El error Aguirre

Aitor Riveiro

El orgullo es lo que tiene, que obnubila las mentes y hace cometer errores estratégicos no forzados ya sea por precipitación, por ninguneo del rival, por sobrestimación de las fuerzas propias o por las tres cosas a la vez.

El mes de octubre de 2009 puede pasar a los anales de la política española como el que terminó con las aspiraciones de Esperanza Aguirre, quien pensaba que sus rivales directos, esto es el resto de barones y líderes de su propio partido, estarían demasiado ocupados con lo suyo y temerosos de su poder como para enfrentarse a cara descubierta con la ‘lideresa’.

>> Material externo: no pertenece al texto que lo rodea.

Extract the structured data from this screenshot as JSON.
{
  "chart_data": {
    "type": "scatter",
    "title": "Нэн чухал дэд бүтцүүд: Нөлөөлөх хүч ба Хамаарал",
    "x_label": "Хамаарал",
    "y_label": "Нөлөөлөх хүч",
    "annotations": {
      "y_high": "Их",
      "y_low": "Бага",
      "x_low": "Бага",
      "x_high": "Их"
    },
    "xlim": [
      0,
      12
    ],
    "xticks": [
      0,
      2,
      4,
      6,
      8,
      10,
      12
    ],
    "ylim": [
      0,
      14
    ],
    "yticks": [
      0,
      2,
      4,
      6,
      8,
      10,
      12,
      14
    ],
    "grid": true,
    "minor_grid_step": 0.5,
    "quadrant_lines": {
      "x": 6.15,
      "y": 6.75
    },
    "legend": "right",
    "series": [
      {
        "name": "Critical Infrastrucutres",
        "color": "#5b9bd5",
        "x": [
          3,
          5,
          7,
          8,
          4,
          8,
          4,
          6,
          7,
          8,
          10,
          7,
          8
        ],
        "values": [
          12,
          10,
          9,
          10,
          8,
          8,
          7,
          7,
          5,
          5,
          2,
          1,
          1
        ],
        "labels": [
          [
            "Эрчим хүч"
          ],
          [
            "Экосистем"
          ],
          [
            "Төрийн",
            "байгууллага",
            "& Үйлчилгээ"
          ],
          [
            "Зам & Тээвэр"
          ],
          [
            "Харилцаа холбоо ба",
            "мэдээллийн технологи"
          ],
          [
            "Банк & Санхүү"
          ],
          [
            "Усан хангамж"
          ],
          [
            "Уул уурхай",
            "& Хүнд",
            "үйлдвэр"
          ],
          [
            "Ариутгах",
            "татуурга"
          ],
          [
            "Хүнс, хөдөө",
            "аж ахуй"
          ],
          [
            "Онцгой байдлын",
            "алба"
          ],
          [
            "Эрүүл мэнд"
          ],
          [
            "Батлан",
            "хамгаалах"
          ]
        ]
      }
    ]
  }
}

Septiembre terminó con Mariano Rajoy y Francisco Camps inmersos en una guerra cuasi fratricida. El uno le debe al otro continuar al frente del PP y éste a aquél controlar el aparato del partido en Valencia como paso indispensable por si sus aspiraciones presidenciales no las colmaba la Generalitat. Gallardón, por su parte, tiene suficiente con bregarse con su formación en Madrid, donde los ‘aguirristas’ le amargan la vida cada vez que levanta la cabeza: sin el partido no eres nadie.

Aguirre creyó entonces que se abría de nuevo el hueco que se le había cerrado en 2008. Con Rajoy y Camps discutiendo sobre quién es o deja de ser el secretario general del PP valenciano, lanzándose comunicados contradictorios a la cabeza y arrebatándose mutuamente la legitimidad, la presidenta de Madrid lo vio claro: era el momento de asaltar las plantas altas de Génova.